Stop playing semantics regarding the need to fund the system. The administration has already admitted that the “mandate” is really a “tax.” Call it a tax and implement it like a tax. If the public wants access to care, we need to increase everyone’s taxes. Kick up the Medicare tax deduction from everyone’s paychecks by 10% and forget about the “exemptions” and waivers from the “mandate.” Everybody pays their fair share. Tie the Medicare tax to costs of care. If costs go up, the tax goes up, but if costs go down, so will the taxes.

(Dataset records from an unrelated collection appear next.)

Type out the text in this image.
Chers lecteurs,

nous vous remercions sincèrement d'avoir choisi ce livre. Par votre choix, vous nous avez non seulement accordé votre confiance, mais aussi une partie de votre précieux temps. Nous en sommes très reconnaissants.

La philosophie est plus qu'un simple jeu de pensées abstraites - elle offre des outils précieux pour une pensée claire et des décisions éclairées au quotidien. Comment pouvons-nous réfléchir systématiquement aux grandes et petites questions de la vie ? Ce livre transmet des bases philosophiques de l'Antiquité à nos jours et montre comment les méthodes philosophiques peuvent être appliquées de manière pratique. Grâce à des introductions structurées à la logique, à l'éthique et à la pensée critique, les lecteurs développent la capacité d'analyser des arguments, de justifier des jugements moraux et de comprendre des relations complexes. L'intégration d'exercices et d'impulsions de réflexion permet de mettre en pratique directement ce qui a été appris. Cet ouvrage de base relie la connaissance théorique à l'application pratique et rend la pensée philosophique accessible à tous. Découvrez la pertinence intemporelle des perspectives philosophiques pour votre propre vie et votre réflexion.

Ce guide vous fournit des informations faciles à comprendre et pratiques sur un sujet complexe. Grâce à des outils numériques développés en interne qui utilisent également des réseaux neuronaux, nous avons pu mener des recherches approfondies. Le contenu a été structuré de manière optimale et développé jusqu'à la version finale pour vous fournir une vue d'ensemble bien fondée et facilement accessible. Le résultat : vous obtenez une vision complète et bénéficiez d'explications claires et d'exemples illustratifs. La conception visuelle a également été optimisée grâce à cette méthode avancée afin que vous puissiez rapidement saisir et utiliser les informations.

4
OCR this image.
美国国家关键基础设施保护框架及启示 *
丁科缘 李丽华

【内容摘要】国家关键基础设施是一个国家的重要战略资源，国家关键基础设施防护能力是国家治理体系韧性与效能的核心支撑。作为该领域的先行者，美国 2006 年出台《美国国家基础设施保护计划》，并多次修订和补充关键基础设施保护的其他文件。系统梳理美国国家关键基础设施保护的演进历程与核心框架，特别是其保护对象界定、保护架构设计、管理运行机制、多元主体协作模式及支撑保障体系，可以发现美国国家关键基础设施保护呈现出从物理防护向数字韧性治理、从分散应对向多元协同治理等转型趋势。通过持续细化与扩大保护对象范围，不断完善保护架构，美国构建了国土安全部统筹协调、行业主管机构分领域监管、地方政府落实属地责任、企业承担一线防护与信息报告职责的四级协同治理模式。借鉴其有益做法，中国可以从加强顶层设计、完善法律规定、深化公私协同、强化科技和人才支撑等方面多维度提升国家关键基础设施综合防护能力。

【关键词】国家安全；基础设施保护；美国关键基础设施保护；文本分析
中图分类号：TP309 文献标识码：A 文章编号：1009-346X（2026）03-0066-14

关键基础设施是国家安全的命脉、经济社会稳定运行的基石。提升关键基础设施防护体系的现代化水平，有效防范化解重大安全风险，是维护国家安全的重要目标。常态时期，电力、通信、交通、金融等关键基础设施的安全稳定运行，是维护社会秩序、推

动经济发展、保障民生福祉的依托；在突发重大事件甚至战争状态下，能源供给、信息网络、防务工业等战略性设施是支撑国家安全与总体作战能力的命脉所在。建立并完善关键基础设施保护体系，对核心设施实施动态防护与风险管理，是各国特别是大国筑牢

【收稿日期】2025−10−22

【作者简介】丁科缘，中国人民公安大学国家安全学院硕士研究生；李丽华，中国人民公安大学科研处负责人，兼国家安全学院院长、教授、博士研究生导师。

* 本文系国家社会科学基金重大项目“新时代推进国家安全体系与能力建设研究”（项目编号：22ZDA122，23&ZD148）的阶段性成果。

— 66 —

Maybe we implement some type of consumption-based tax so that even those who are in this country illegally, who are visiting from other countries, or who do not work will still pay something into the system when they purchase groceries and other necessities of living.
Then do something to actually increase ACCESS to care. Open up the VA System to every citizen in this country. Expand the system to include county hospitals as well. Fund the systems exclusively with the new tax money. Then, if you walk in the door with your verifiable US ID, you get free care. All those taxes you paid are now funding your care. If you are visiting this country, you purchase insurance before your trip or you pay with a credit card – just U.S. citizens do when they visit your country. If you’re here illegally, you still get care, but then you’re getting detained, processed, and deported once you’re discharged from the hospital or you’re stable for transfer. You’re breaking our laws, so it’s about time that we either enforce our laws or we change our laws.
What would happen if we repealed the health care law and put the system above in its place?